Angsty Teenage Bullshit

Around the end of my senior year, I registered for free web hosting. This wasn’t my first web site: a year or two prior, I had decided to make the biggest joke collection ever. Then I planned to expand it into an index of the Internet - like Yahoo!, but all mine.

Five years ago, these goals were realistic. At the time, the entire World Wide Web consisted of Yahoo!, AOL, and 46 home pages with distracting backgrounds and obnoxious animated graphics.

I started the site and dubbed it BrockHaven (this was right around the time I started calling myself Brock). I had never heard of a “weblog,” and I didn’t know that’s what I was doing. It was, effectively, the first blog I’d ever seen, and lasted a full six posts (three times the average LiveJournal account).

I’ve gone looking for it now and then over the past several years, just to see if it was still up. Until a few months ago, it was. When I couldn’t get to it sometime during Winter quarter, I figured it was gone forever and lamented the fact that I’d never backed it up for nostalgia’s sake.

For some reason, I was inclined to look for it again today. It was back online, with the counter reset to 0. I saved all the pages, removed the banner ads the server added, and now, against my better judgment, I give you BrockHaven, the very first blog in the history of communication.
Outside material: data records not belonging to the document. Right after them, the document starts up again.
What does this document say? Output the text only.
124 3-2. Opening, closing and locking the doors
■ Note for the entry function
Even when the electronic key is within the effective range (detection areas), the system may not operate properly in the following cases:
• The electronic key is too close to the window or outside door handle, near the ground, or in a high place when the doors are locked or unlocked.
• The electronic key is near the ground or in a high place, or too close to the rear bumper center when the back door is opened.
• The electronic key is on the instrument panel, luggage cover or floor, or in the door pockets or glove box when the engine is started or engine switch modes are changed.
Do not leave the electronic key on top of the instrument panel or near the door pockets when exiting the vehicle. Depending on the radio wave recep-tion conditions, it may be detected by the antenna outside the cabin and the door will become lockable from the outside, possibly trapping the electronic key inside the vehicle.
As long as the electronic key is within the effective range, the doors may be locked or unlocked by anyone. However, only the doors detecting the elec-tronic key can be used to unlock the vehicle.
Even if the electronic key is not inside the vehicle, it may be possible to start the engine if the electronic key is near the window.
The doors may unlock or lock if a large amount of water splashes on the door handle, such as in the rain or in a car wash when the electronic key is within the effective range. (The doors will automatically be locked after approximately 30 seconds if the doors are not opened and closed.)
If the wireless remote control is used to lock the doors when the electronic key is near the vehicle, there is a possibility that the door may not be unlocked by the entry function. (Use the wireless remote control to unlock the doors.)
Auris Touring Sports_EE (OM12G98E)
Please note that the “days till college” counter says I’ve been in college for 1,318 days now. This fact makes me feel older than I thought it would.

Tags: , , ,

3 Responses to “Angsty Teenage Bullshit”

  1. Ryan says:

    Dude, that reminds me of my first webpage I did for a HTML class in high school. It was just about me and had info about all my friends. Possibly the first facebook

  2. Truly, we are Internet pioneers.

  3. paws says:

    In 1997 I designed my middle school’s first website, a butt-ugly yellow page with far too many GraphicConverter mouse-drawn GIFs. It was the first time I got to use a digital camera too, an Apple QuickTake 100 at a whopping 640×480. The replacement hasn’t turned out much better.